Auch das entspricht nicht der Wirklichkeit. Zwar gibt es heutzutage Züchtungen, die eine höhere Cannabinoidkonzentration aufweisen als Sorten, die es früher mal gegeben hat. Gerade was die THC-Gehalte der Cannabispflanzen angeht, ist ein Zuwachs an Potenz zu verzeichnen. Dass aber in den Siebzigern Marijuana und Haschisch gerade mal 1 bis 2 Prozent THC enthalten hätten, ist vollkommen aus der Luft gegriffen. Solche Cannabisprodukte würden kaum wirksam sein, das weiß jeder, der mal versucht hat, Faserhanfblüten zu rauchen. Richtige Kiffer hätten sich bei solch schwachen Erzeugnissen niemals entwickelt – jeder hätte die Substanz als witzlos empfunden.

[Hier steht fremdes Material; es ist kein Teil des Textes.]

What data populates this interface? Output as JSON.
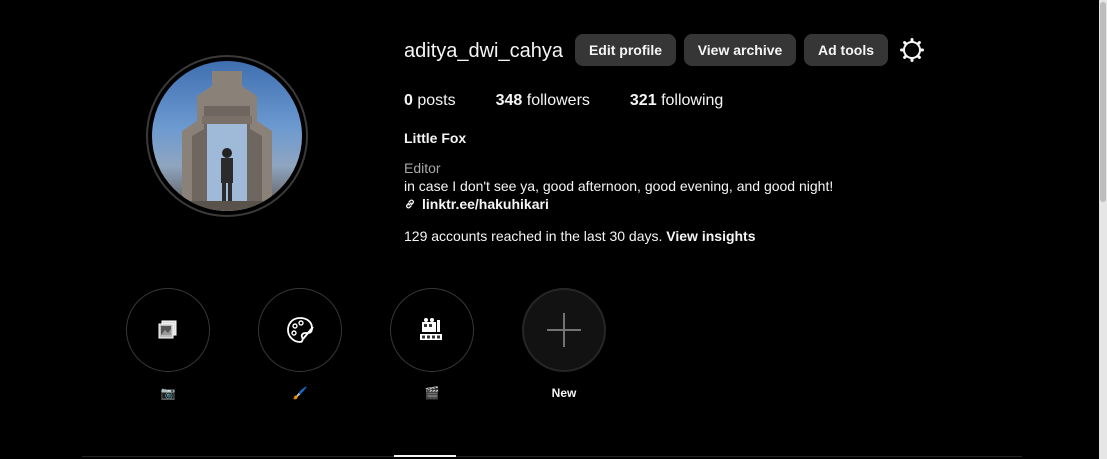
{
  "profile": {
    "username": "aditya_dwi_cahya",
    "buttons": {
      "edit": "Edit profile",
      "archive": "View archive",
      "ads": "Ad tools"
    },
    "settings_icon": "gear-icon",
    "stats": {
      "posts_count": "0",
      "posts_label": "posts",
      "followers_count": "348",
      "followers_label": "followers",
      "following_count": "321",
      "following_label": "following"
    },
    "full_name": "Little Fox",
    "category": "Editor",
    "bio": "in case I don't see ya, good afternoon, good evening, and good night!",
    "link": "linktr.ee/hakuhikari",
    "insights_text": "129 accounts reached in the last 30 days.",
    "insights_link": "View insights"
  },
  "highlights": [
    {
      "label": "📷",
      "icon": "photo-frames-icon"
    },
    {
      "label": "🖌️",
      "icon": "palette-icon"
    },
    {
      "label": "🎬",
      "icon": "film-equipment-icon"
    },
    {
      "label": "New",
      "icon": "plus-icon"
    }
  ],
  "colors": {
    "background": "#000000",
    "button": "#363636",
    "muted_text": "#a8a8a8",
    "text": "#f5f5f5"
  }
}
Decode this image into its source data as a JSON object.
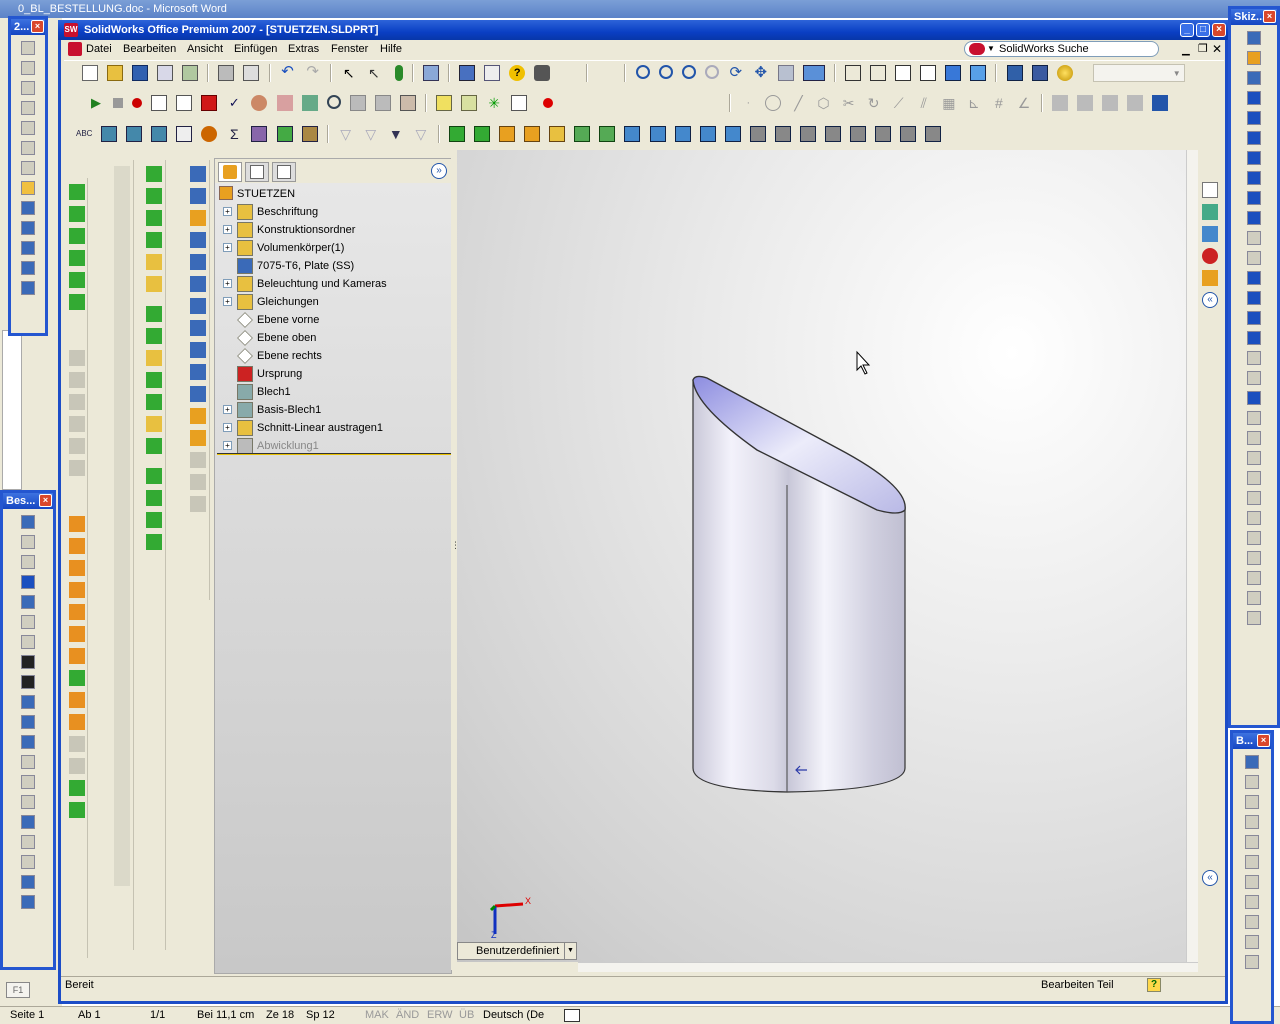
{
  "word": {
    "title": "0_BL_BESTELLUNG.doc - Microsoft Word",
    "status": [
      "Seite 1",
      "Ab 1",
      "1/1",
      "Bei 11,1 cm",
      "Ze 18",
      "Sp 12",
      "MAK",
      "ÄND",
      "ERW",
      "ÜB",
      "Deutsch (De"
    ]
  },
  "sw": {
    "title": "SolidWorks Office Premium 2007 - [STUETZEN.SLDPRT]",
    "menu": [
      "Datei",
      "Bearbeiten",
      "Ansicht",
      "Einfügen",
      "Extras",
      "Fenster",
      "Hilfe"
    ],
    "search_label": "SolidWorks Suche",
    "status_left": "Bereit",
    "status_right": "Bearbeiten Teil",
    "view_orientation": "Benutzerdefiniert",
    "tree": {
      "root": "STUETZEN",
      "items": [
        {
          "label": "Beschriftung",
          "expand": true,
          "icon": "annotation-icon"
        },
        {
          "label": "Konstruktionsordner",
          "expand": true,
          "icon": "design-folder-icon"
        },
        {
          "label": "Volumenkörper(1)",
          "expand": true,
          "icon": "solid-bodies-icon"
        },
        {
          "label": "7075-T6, Plate (SS)",
          "expand": false,
          "icon": "material-icon"
        },
        {
          "label": "Beleuchtung und Kameras",
          "expand": true,
          "icon": "lights-icon"
        },
        {
          "label": "Gleichungen",
          "expand": true,
          "icon": "equations-icon"
        },
        {
          "label": "Ebene vorne",
          "expand": false,
          "icon": "plane-icon"
        },
        {
          "label": "Ebene oben",
          "expand": false,
          "icon": "plane-icon"
        },
        {
          "label": "Ebene rechts",
          "expand": false,
          "icon": "plane-icon"
        },
        {
          "label": "Ursprung",
          "expand": false,
          "icon": "origin-icon"
        },
        {
          "label": "Blech1",
          "expand": false,
          "icon": "sheetmetal-icon"
        },
        {
          "label": "Basis-Blech1",
          "expand": true,
          "icon": "base-flange-icon"
        },
        {
          "label": "Schnitt-Linear austragen1",
          "expand": true,
          "icon": "cut-extrude-icon"
        },
        {
          "label": "Abwicklung1",
          "expand": true,
          "icon": "flatten-icon"
        }
      ]
    }
  },
  "palettes": {
    "p1": "2...",
    "p2": "Bes...",
    "p3": "Skiz...",
    "p4": "B..."
  },
  "triad": {
    "x": "X",
    "y": "Y",
    "z": "Z"
  },
  "word_help": "F1"
}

Woher auch immer der Doktor aus Österreich seine Informationen hat und wieso auch immer er Cannabis pauschal verteufelt und sogar ein entsprechendes Buch dazu verfasst hat, bleibt ein Geheimnis. Es riecht jedenfalls nach einem Gefälligkeitsdienst für Cannabisgegner und das kapitalistische Gesundheitssystem. Niemand käme auf die Idee, Kindern und Jugendlichen Cannabis als Freizeitspaß zu erlauben. Immerhin nehmen die jungen Menschen auch keine anderen Pharmaka einfach zum Spaß ein. Das therapeutische Potenzial des Hanfs aber schlichtweg zu negieren, ist auch keine Lösung, sondern radikaler Fundamentalismus. Und der hat die Menschheit noch niemals weitergebracht.

Wir halten fest: Das Buch “Die Cannabis-Lüge”, das folgerichtig als schlechter Aprilscherz auf den Markt eingeführt wird, braucht aus unseren Reihen kein Mensch. Wir werden es dennoch in eurer Soft Secrets besprechen, wenn es denn die Buchläden erst kontaminiert hat.